In the field of motor vehicles which are operated by means of internal combustion engines it is a general requirement that the concentration of certain regulated substances, such as unburnt residues of hydrocarbons (HC), oxides of nitrogen (NOx) and carbon monoxide (CO), in the engine's exhaust gas should be as low as possible. In today's motor vehicles equipped with gasoline engines, a purification of the exhaust gas is normally carried out by means of a catalytic converter, or catalyst, arranged in the exhaust system. In the contemporary so-called three-way catalyst, the major part of the above-mentioned substances is eliminated by means of various well-known catalytic reactions.
The catalysts commonly used today provide a very high degree of exhaust gas purification at the appropriate operating temperature of the catalyst. However, from cold start a certain time period of heating is required in order for the catalyst to reach the operating temperature at which an optimum degree of purification may be obtained. The so-called “light-off temperature” of the catalyst is approximately 200-350° C. and may be defined as the temperature at which the catalyst provides a 50% degree of purification of a certain regulated component in the exhaust gases. During the initial warm-up phase of the catalyst, which e.g. may be approximately 30-90 seconds, the catalyst cannot operate in an optimum manner as regards the elimination of the regulated substances in the exhaust gases.
In order to shorten the time required for the catalyst to reach the so-called “light-off temperature” is known to inject secondary air into the exhaust gas. This secondary air is mixed with the exhaust gas immediately downstream of the engine's exhaust valves, resulting in an oxidation of the mixture consisting of the exhaust gases and the secondary air. The oxidation process is mainly due to the hydrogen which is present in the exhaust gases. The oxidation reaction generates a high amount of heat energy which is guided through the exhaust pipe and fed to the catalyst, which subsequently becomes heated more rapidly.
A technical problem encountered with the secondary air injection systems described in the foregoing is that although the above-mentioned arrangement results in a reduced time taken until the so-called “light-off temperature” of the catalyst is reached, it suffers from the drawback that the performance of the engine is easily negatively affected. This is among other things due to the fact that so-called “breathing” between the cylinders of the internal combustion engine tends to occur, resulting in low end torque loss.

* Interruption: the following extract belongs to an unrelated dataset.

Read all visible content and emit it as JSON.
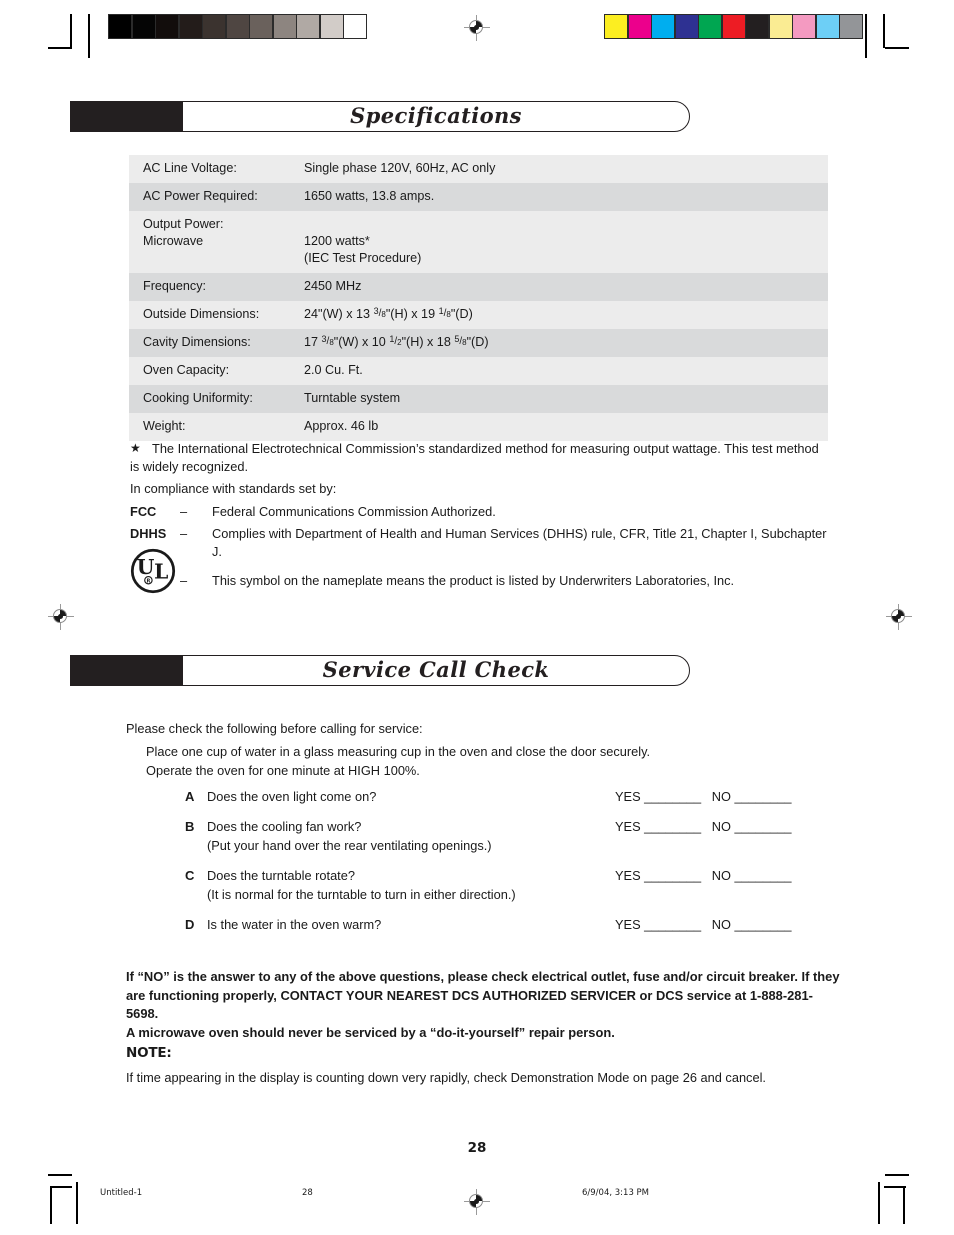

A previously known way of addressing this problem has been to separate the exhaust banks of cylinders likely to cause this problem and to inject secondary air into the exhaust gas of the respective exhaust banks separately. However, in order to reduce the cost and complexity of such a secondary air injection system usually a common secondary air injection pump is used, the air of which is then selectively fed into the respective exhaust banks using a respective complex and rather expensive shut-off valve. For packaging reasons the shut-off valves are usually arranged in the direct vicinity of the exhaust banks, for which reason the material used for the shut-off valves must be thermally safe, i.e. able to withstand the high temperatures associated with the exhaust banks. This tends to further increase the cost of the shut-off valves.